Hope this helps a bit.
I will also check with St Pete Stamp Club ( thanks for mentioning since I've lived here for over 35 years and didn't realize they had a club. Shame on me)
The majority of stamps that came on the market were those “favor canceled” in Canton for a dealer in Formosa who also sent supplies to Tihwa in the Sinkiang Province where some were overprinted with the “Sinkiang” overprint in violet/purple meaning “People’s Post” (for use by the Communists). This overprint is described in Yang's Postage Stamp Catalogue of the People's Republic of China and is not related to the 75th Anniversary of the UPU. Some covers exist franked from Matsu (a minor archipelago of 36 islands and islets in the Taiwan Strait) and Quemoy (a group of islands located just off the southeastern coast of mainland China) and posted in 1950 where technically these stamps were still valid. Supposedly a thematic dealer in the USA prepared these and sent them to Formosa for cancel and subsequently were forwarded to Quemoy and Matsu. A 50¢ silver stamp (Hwa Nan Printing Press in Chungking) was added to frank them back to the USA; the Quemoy cancel being considered valid since it was part of the Fukien Province not occupied by the Communists. A single sheet of 50 stamps was found in Canton without the black overprinting of “1.00” and “Dollar Chinese” (therefore has no denominations).
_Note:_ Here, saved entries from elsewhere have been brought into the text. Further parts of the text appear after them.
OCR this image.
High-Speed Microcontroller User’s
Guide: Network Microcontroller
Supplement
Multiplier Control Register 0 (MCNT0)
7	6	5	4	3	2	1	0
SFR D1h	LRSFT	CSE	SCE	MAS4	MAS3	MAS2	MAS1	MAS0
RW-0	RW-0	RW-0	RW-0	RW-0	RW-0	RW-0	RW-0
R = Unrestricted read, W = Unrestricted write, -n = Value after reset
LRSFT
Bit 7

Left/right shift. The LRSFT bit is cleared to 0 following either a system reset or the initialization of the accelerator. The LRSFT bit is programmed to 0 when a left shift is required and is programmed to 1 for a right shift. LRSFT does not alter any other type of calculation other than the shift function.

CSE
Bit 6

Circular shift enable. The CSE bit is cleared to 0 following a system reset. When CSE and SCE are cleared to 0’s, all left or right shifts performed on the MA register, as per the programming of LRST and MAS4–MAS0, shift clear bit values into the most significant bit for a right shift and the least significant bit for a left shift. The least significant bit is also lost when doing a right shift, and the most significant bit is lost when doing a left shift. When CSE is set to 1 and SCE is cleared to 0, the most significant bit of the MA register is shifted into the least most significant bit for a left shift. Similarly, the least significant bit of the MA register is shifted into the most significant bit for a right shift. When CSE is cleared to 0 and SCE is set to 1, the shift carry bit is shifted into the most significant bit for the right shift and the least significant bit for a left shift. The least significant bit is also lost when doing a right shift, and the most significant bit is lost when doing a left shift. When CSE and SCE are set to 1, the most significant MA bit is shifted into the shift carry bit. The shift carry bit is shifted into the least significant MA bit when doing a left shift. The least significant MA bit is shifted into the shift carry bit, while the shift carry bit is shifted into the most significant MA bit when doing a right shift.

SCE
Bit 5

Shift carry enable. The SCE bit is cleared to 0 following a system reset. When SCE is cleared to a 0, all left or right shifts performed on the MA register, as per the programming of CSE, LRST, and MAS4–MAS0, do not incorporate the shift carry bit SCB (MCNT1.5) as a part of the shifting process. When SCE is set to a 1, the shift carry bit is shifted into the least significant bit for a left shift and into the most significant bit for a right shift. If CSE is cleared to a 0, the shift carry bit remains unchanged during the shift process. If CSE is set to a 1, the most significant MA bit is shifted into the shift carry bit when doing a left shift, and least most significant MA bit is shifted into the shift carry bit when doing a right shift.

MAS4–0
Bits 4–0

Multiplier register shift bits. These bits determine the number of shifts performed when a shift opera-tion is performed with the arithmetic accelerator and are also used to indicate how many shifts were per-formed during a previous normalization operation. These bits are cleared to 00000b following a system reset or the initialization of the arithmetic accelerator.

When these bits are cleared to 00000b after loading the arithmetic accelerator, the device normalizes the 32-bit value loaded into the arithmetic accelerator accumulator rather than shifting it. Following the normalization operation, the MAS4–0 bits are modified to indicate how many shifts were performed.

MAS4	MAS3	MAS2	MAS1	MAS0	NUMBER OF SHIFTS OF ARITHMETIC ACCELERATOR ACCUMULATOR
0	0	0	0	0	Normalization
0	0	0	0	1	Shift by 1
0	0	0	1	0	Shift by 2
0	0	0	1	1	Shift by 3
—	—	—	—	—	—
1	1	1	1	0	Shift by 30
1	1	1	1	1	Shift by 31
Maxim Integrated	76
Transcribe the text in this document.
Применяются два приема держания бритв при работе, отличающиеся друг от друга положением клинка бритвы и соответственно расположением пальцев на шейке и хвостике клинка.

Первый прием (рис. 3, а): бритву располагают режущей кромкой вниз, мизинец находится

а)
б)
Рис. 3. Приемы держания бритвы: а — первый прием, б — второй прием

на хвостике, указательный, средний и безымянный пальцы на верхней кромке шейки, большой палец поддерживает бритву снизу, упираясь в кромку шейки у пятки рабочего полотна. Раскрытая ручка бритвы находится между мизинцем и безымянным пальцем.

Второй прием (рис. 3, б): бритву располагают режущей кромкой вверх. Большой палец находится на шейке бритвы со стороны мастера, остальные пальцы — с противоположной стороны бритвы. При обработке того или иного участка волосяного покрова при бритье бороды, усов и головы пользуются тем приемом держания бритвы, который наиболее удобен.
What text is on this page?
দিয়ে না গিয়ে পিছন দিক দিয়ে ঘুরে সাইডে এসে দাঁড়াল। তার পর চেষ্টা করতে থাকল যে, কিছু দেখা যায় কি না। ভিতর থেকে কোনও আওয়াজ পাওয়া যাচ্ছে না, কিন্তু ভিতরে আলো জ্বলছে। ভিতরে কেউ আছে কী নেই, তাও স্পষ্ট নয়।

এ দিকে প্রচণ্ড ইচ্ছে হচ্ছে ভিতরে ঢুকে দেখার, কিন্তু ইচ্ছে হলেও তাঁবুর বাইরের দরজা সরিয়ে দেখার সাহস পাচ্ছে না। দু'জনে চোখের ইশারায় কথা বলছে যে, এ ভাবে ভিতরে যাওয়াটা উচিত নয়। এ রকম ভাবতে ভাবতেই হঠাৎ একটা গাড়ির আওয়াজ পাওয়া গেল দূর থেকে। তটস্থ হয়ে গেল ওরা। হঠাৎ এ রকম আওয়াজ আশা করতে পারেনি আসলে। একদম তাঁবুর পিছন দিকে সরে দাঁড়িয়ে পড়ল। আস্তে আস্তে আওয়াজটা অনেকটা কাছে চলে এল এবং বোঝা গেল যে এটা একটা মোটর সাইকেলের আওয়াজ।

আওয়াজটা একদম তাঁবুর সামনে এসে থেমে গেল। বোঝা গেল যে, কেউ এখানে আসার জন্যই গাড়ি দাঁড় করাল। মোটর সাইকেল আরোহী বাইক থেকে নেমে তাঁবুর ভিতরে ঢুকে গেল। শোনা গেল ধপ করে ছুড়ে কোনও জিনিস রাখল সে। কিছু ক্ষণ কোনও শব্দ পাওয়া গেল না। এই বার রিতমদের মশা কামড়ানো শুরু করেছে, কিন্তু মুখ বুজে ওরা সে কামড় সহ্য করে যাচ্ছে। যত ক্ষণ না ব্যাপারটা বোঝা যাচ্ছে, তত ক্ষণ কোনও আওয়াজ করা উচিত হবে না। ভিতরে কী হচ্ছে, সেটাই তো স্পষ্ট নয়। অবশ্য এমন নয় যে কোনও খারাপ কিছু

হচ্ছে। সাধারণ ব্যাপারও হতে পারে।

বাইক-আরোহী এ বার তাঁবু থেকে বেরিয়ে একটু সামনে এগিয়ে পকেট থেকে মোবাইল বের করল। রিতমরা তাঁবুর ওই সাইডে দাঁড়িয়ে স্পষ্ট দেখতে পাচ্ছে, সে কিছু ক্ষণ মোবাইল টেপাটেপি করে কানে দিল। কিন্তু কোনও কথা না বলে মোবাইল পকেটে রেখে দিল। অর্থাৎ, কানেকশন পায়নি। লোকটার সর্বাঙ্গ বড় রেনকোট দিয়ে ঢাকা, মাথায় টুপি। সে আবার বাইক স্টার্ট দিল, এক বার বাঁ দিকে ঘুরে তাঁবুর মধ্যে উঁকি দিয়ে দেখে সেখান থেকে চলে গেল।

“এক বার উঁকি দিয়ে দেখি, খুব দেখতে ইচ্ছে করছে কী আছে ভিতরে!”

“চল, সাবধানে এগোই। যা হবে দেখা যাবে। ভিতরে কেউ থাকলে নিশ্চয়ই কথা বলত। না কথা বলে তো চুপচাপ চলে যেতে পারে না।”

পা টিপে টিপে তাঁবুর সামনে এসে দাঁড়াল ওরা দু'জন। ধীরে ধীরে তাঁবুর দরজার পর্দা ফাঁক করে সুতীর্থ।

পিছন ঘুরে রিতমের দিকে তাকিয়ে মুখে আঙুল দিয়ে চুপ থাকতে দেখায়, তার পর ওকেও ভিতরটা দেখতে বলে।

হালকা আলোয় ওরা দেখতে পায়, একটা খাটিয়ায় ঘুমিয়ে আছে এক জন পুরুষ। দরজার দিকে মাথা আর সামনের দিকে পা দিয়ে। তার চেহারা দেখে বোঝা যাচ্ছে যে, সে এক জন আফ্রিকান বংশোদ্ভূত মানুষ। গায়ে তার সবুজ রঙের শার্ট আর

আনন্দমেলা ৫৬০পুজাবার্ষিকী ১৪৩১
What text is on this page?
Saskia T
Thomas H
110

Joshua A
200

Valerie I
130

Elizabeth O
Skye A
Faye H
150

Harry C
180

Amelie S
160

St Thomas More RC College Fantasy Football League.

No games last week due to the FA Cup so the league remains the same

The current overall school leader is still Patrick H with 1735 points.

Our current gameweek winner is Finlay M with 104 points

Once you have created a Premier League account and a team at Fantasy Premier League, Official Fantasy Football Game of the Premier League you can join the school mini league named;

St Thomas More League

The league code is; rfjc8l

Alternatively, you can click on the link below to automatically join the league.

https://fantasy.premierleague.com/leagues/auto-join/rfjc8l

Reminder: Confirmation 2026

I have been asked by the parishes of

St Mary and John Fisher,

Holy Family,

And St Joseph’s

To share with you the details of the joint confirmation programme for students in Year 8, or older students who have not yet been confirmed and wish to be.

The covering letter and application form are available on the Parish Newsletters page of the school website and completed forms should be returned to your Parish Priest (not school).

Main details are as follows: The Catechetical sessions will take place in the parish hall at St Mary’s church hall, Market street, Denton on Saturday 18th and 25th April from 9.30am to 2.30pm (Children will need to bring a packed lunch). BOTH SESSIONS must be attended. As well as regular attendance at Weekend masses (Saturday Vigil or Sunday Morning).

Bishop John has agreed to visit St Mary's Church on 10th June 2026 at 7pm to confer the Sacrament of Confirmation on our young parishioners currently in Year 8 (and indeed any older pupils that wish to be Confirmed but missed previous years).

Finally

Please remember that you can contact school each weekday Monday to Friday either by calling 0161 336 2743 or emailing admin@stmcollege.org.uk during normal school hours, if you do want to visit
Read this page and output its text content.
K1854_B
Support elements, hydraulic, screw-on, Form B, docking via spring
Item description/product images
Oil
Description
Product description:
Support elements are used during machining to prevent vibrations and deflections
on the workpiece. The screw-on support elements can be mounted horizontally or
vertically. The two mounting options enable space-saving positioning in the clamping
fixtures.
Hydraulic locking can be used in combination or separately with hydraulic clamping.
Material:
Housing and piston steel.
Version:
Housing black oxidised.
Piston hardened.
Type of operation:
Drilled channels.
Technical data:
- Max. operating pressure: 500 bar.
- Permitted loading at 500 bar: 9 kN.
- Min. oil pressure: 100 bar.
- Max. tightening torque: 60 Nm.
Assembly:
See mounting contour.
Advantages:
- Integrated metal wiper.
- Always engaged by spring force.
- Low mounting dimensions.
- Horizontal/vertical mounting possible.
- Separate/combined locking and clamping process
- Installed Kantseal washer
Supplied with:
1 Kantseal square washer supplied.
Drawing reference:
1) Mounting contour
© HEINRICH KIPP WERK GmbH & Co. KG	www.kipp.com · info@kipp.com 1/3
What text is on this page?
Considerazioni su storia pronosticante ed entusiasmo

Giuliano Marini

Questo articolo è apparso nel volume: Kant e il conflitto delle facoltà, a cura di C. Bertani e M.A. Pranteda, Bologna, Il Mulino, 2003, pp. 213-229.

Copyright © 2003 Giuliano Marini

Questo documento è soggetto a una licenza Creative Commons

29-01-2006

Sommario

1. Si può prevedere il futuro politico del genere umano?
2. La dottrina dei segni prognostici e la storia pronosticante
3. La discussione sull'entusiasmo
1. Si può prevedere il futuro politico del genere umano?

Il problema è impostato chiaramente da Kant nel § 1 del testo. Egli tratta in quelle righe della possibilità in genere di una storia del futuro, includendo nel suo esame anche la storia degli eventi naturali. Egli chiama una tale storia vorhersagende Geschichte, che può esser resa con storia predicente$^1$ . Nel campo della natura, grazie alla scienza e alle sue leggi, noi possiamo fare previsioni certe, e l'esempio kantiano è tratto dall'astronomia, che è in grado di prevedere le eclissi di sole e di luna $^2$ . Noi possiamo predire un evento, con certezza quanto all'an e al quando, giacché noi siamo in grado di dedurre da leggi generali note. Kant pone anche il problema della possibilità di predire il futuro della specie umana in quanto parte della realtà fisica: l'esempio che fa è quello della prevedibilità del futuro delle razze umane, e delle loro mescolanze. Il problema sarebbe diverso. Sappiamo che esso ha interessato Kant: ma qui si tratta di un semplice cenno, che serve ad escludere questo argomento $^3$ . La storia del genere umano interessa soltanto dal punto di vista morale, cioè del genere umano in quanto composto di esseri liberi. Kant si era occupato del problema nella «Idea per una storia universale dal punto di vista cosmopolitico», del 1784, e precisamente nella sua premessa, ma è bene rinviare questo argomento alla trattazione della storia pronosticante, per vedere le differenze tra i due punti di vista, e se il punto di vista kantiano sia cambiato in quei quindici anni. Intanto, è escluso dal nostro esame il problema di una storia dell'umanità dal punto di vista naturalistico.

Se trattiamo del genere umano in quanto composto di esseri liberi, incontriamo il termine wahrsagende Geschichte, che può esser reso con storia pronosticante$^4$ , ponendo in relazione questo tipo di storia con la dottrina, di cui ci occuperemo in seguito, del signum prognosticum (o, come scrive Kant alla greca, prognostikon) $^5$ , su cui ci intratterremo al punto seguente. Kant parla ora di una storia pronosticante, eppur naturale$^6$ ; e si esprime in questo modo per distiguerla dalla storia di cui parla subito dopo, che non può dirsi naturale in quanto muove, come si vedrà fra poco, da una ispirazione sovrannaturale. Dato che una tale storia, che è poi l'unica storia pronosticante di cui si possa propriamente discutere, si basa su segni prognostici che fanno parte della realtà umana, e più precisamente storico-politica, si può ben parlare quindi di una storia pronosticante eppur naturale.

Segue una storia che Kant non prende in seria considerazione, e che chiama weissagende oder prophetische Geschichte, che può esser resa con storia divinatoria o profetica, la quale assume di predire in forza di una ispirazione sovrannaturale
The overprint on the stamp I have is neither Yang NW94 nor Yang NW94a (character b overprint). It may be a fake of the character b overprint (see attached scans of my other stamps related to China UPU 1949).
My main interest in the findings of this stamp are the downward displacement of the “1.00” and two black characters (“Dollar Chinese”) overprint done by the Nanking Printing Press in Canton AND mostly the #5 noted on the right of the stamp in the gutter area. This was indeed answered, I believe, by archiem who kindly updated my knowledge with the info pertaining to the plate numbers used.
Thanks always and feel free to update my info or correct since I'm always open to added knowledge.
- Certificate NW94a type b.jpg (406.95 KiB) Viewed 2566 times
I add some of my stamps for your information and how to differ both overprints which were used on this stamp. A lot of fakes existing, even in old collections. Mainly recognize by using the wrong ink, differently drawings or just like a strange crumbly pigment dispersion.
In the coming Philachina auction you can find by lot 554 a cover with this stamp where a fake sender / address was added. This cover holds the typical red chop "philatelic item".
Overprint types: CTO use: Philachina lot:
By the way, do you have any info on the "large Yi' that appears in the scan I sent?
Just realized that scan didn't go thru
Attached is scan showing in middle row, from left to right, the third stamp with larger Yi
- China large Yi.jpg (98.28 KiB) Viewed 2430 times
it's an interesting variety, it happens only happens once in a sheet of 60? I never noticed (or let me say, I never really keep and focus on this stamp).
But is also not an uncommon variety for the Chinese philately, this happened a lot for the overprinted stamps of Luda where als types were used. Sometimes one or two broke and they use a replacement in a smaller order larger size, sometimes even with a different font face.